Authorship Attribution: Using Rich Linguistic Features when Training Data is Scarce

Ludovic Tanguy, Franck Sajous, Basilio Calderone and Nabil Hathout 2012 Notebook for PAN at CLEF 2012 Rome, Italy [ PDF article ] L. Tanguy, F. Sajous, B. Calderone and N. Hathout (2011). Authorship Attribution: Using Rich Linguistic Features when Training Data is Scarce. Notebook for PAN at CLEF 2012, Rome, Italy. [ .bib ] We describe here the technical details of our participation to PAN 2012's “traditional” authorship attribution tasks. The main originality of our approach lies in the use of a large quantity of varied features to represent textual data, processed by a maximum entropy machine learning tool. Most of these features make an intensive use of natural language processing annotation techniques as well as generic language resources such as lexicons and other linguistic databases. Some of the features were even designed specifically for the target data type (contemporary fiction). Our belief is that richer features, that integrate external knowledge about language, have an advantage over knowledge-poorer ones (such as words and character n-grams frequencies) when training data is scarce (both in raw volume and number of training items for each target author).
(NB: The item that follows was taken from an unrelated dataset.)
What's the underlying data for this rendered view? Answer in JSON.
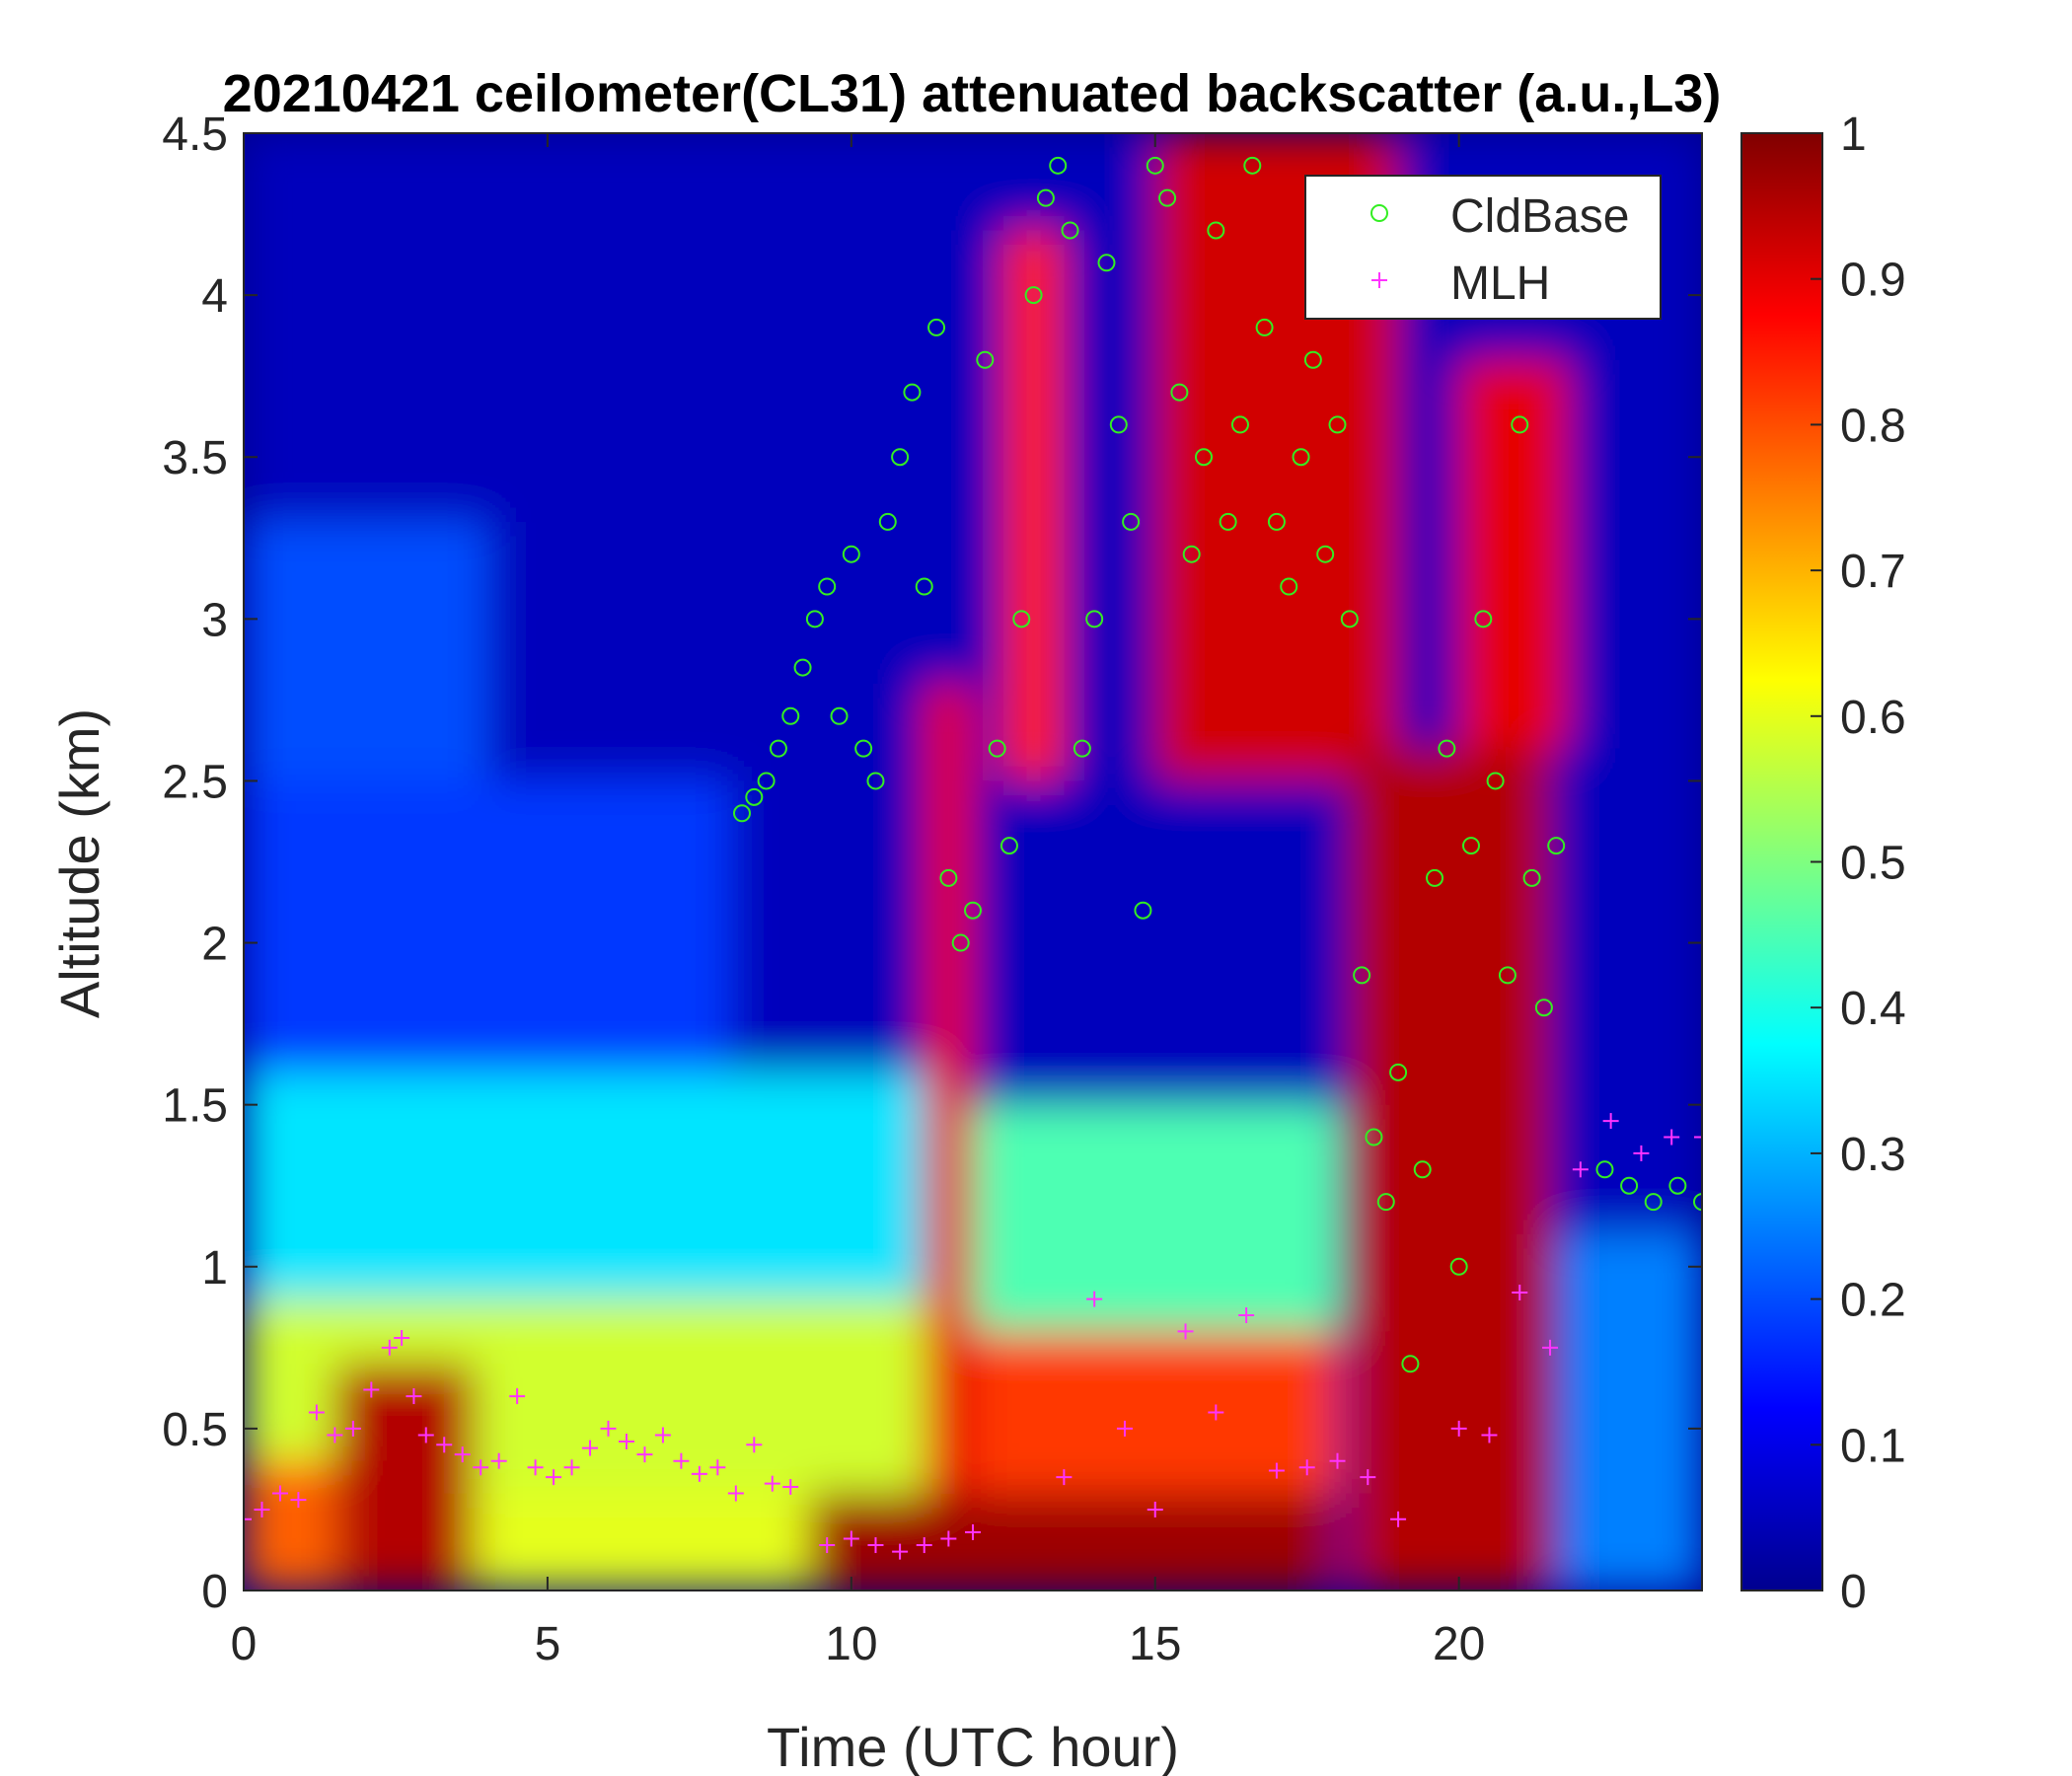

Although overall results were average (66% accuracy over the main tasks for the best run), we will focus in this paper on the differences between feature sets. If the “rich” linguistic features have proven to be better than trigrams of characters and word frequencies, the most efficient features vary widely from task to task. For the intrusive paragraphs tasks, we got better results (73 and 93%) while still using the maximum entropy engine as an unsupervised clustering tool.